BART stations are now offering a 20 percent discount to passengers with low-income.

Low-income commuters could get discounted fares on more Bay Area transit systems as the stagnation cripples both workers who rely on public vehicles and agencies serving them.

Reports are in favor of riders who are struggling because of low-income. Four agencies conduct a subsidized fare pilot program in July. Metropolitan Transportation Commission on Bay Area’s, voted unanimously on Wednesday to use $5 million in federal coronavirus emergency funds to expand to up to 17 more agencies as soon as November. Each transit agency’s board is required to approve the program. The AC transit board has already approved the program.

The commission’s chair, Scott Haggerty, said, “MTC has a long history of serving low-income residents.” He added that the pilot program, called Clipper START, is really expanding that commitment to make transit more affordable to a wider group of people.

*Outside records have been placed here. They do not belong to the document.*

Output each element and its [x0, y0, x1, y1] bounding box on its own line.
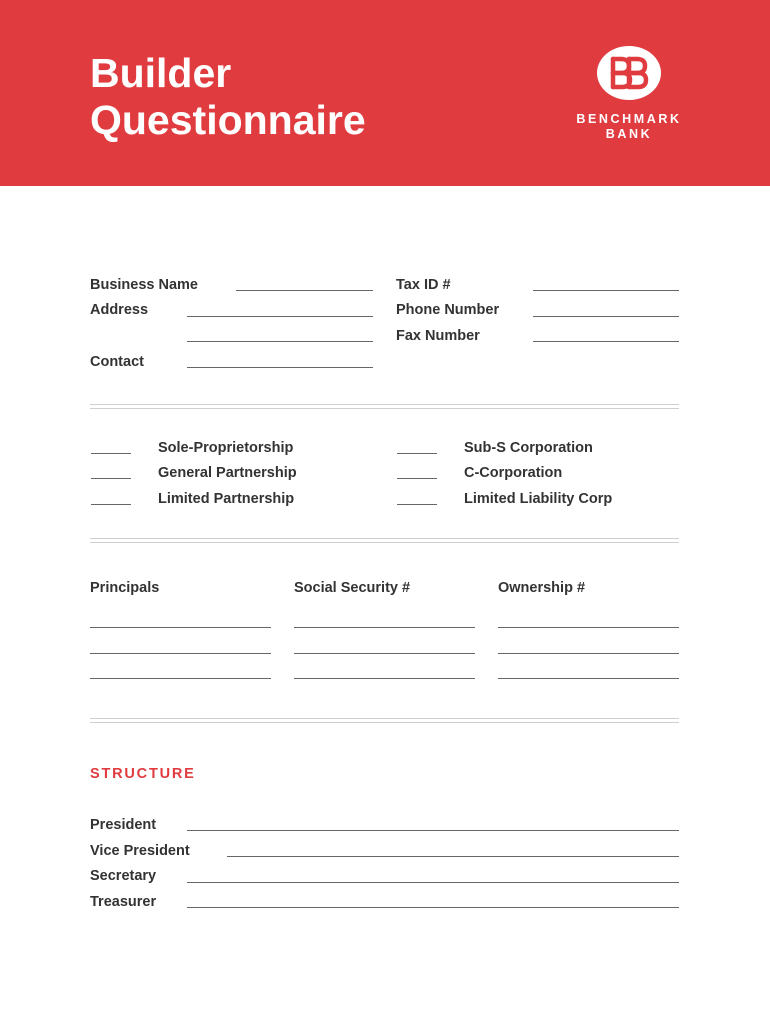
- ownership-field-1[interactable]: [498, 627, 679, 628]
- sub-s-label: Sub-S Corporation: [464, 440, 593, 456]
- president-label: President: [90, 817, 157, 833]
- section-divider: [90, 538, 679, 543]
- principal-field-3[interactable]: [90, 678, 271, 679]
- bank-name: [560, 112, 698, 142]
- limited-partnership-checkline[interactable]: [91, 504, 131, 505]
- limited-partnership-label: Limited Partnership: [158, 491, 295, 507]
- general-partnership-label: General Partnership: [158, 465, 297, 481]
- ssn-field-1[interactable]: [294, 627, 475, 628]
- business-name-field[interactable]: [236, 290, 373, 291]
- phone-field[interactable]: [533, 316, 679, 317]
- tax-id-label: Tax ID #: [396, 277, 451, 293]
- contact-field[interactable]: [187, 367, 373, 368]
- fax-label: Fax Number: [396, 328, 480, 344]
- vice-president-label: Vice President: [90, 843, 190, 859]
- secretary-label: Secretary: [90, 868, 157, 884]
- secretary-field[interactable]: [187, 882, 679, 883]
- business-name-label: Business Name: [90, 277, 198, 293]
- address-field-line-2[interactable]: [187, 341, 373, 342]
- bank-name-line-2: BANK: [605, 127, 653, 141]
- fax-field[interactable]: [533, 341, 679, 342]
- page-title: [90, 50, 366, 144]
- section-divider: [90, 718, 679, 723]
- tax-id-field[interactable]: [533, 290, 679, 291]
- phone-label: Phone Number: [396, 302, 500, 318]
- llc-checkline[interactable]: [397, 504, 437, 505]
- bb-monogram-icon: [597, 45, 661, 101]
- address-label: Address: [90, 302, 149, 318]
- contact-label: Contact: [90, 354, 144, 370]
- treasurer-field[interactable]: [187, 907, 679, 908]
- ownership-field-2[interactable]: [498, 653, 679, 654]
- ssn-header: Social Security #: [294, 580, 411, 596]
- ssn-field-2[interactable]: [294, 653, 475, 654]
- title-line-1: Builder: [90, 50, 232, 96]
- sole-prop-checkline[interactable]: [91, 453, 131, 454]
- c-corp-label: C-Corporation: [464, 465, 563, 481]
- general-partnership-checkline[interactable]: [91, 478, 131, 479]
- section-divider: [90, 404, 679, 409]
- sub-s-checkline[interactable]: [397, 453, 437, 454]
- header-banner: [0, 0, 770, 186]
- ownership-header: Ownership #: [498, 580, 586, 596]
- ownership-field-3[interactable]: [498, 678, 679, 679]
- llc-label: Limited Liability Corp: [464, 491, 613, 507]
- address-field-line-1[interactable]: [187, 316, 373, 317]
- treasurer-label: Treasurer: [90, 894, 157, 910]
- ssn-field-3[interactable]: [294, 678, 475, 679]
- principal-field-2[interactable]: [90, 653, 271, 654]
- principal-field-1[interactable]: [90, 627, 271, 628]
- title-line-2: Questionnaire: [90, 97, 366, 143]
- structure-heading: STRUCTURE: [90, 766, 196, 782]
- president-field[interactable]: [187, 830, 679, 831]
- sole-prop-label: Sole-Proprietorship: [158, 440, 294, 456]
- vice-president-field[interactable]: [227, 856, 679, 857]
- bank-name-line-1: BENCHMARK: [576, 112, 682, 126]
- principals-header: Principals: [90, 580, 160, 596]
- c-corp-checkline[interactable]: [397, 478, 437, 479]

The program is to help people who travel the farthest for work and struggle for fares because of low-income. The situation has been discussed for years but was assumed during an unfortunate time, with transit agencies discussing under financial pressure because of economic recession due to the COVID-19 pandemic outbreak. Under the implementation of the program, passengers with 200 percent or less than the federal poverty line ($25,520 annually for a single taxpayer, or $52,400 for a family of four) are qualified for either 20 percent or 50 percent discount depends on the transit agency. Only 10 percent of the discount is subsidized by the commission, though, meaning agencies are still taking a hit.

However, the program’s advocates pushing the program as riders who qualify need the relief now more than ever.